WASHINGTON - Congressional Republicans on Thursday challenged the Obama administration's plan for correcting flaws exposed by the September attacks on the U.S. mission in Libya, pressing for changes to its approach to security and asking what Secretary of State Hillary Rodham Clinton and other top officials knew before the deadly assault.
Three days after an independent investigative panel delivered a stinging report on the department's failures in Benghazi, Republican lawmakers in open hearings demanded to know why State Department officials did not do more to protect the mission when they were clearly aware that attacks on Western targets had increased all year.
The Republicans didn't appear to open any new areas for investigation, however. And with a number of GOP lawmakers not showing up for the hearings, it appeared that an issue that has been a major focus of conservatives' efforts since the fall may be losing steam.
The Sept. 11 attacks killed U.S. Ambassador J. Christopher Stevens and three other Americans, and set in motion a broad reexamination of how the State Department protects its 275 posts around the world.
Sen. Bob Corker, R-Tenn., asked Clinton's deputies, William J. Burns and Thomas R. Nides, why the secretary hadn't sought to shift money to better protect the Benghazi mission, given the stream of violent incidents in the city and warnings from lower-level U.S. officials.
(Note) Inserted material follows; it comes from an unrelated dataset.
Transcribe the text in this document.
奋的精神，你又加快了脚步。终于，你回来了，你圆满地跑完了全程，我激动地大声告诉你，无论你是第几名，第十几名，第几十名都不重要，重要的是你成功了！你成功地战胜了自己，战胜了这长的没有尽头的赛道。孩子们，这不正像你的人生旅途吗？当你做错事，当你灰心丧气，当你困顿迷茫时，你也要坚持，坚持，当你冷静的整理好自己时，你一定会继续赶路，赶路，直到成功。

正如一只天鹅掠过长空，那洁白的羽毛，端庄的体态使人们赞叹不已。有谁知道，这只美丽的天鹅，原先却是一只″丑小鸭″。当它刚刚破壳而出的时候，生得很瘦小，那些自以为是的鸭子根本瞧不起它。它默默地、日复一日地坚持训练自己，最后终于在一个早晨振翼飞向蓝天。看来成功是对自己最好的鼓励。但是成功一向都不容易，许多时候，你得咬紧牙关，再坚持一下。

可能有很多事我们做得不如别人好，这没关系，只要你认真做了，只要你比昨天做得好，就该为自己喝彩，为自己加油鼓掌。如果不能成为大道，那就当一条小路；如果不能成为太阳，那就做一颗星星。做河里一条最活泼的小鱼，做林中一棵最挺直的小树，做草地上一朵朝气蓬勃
"Why did [Clinton] never ask for ... any change of resources to make sure Benghazi was secure? Why did that not happen?" Corker said at a hearing of the Senate Foreign Relations Committee. "I cannot imagine that we had people out there with the lack of security. ... What I saw in the report is a department that has sclerosis."
Administration officials accepted the conclusion of the investigative panel that security arrangements were deeply flawed, and they have sought to show they are taking the initiative on the issue.
State Department officials have embraced all 29 recommendations from the Accountability Review Board and have removed from their jobs -- but not the department -- four officials with some responsibility for diplomatic security in Libya. They are asking Congress for more money and reallocating funds to pay for more Marine guards, civilian security personnel and physical security improvements.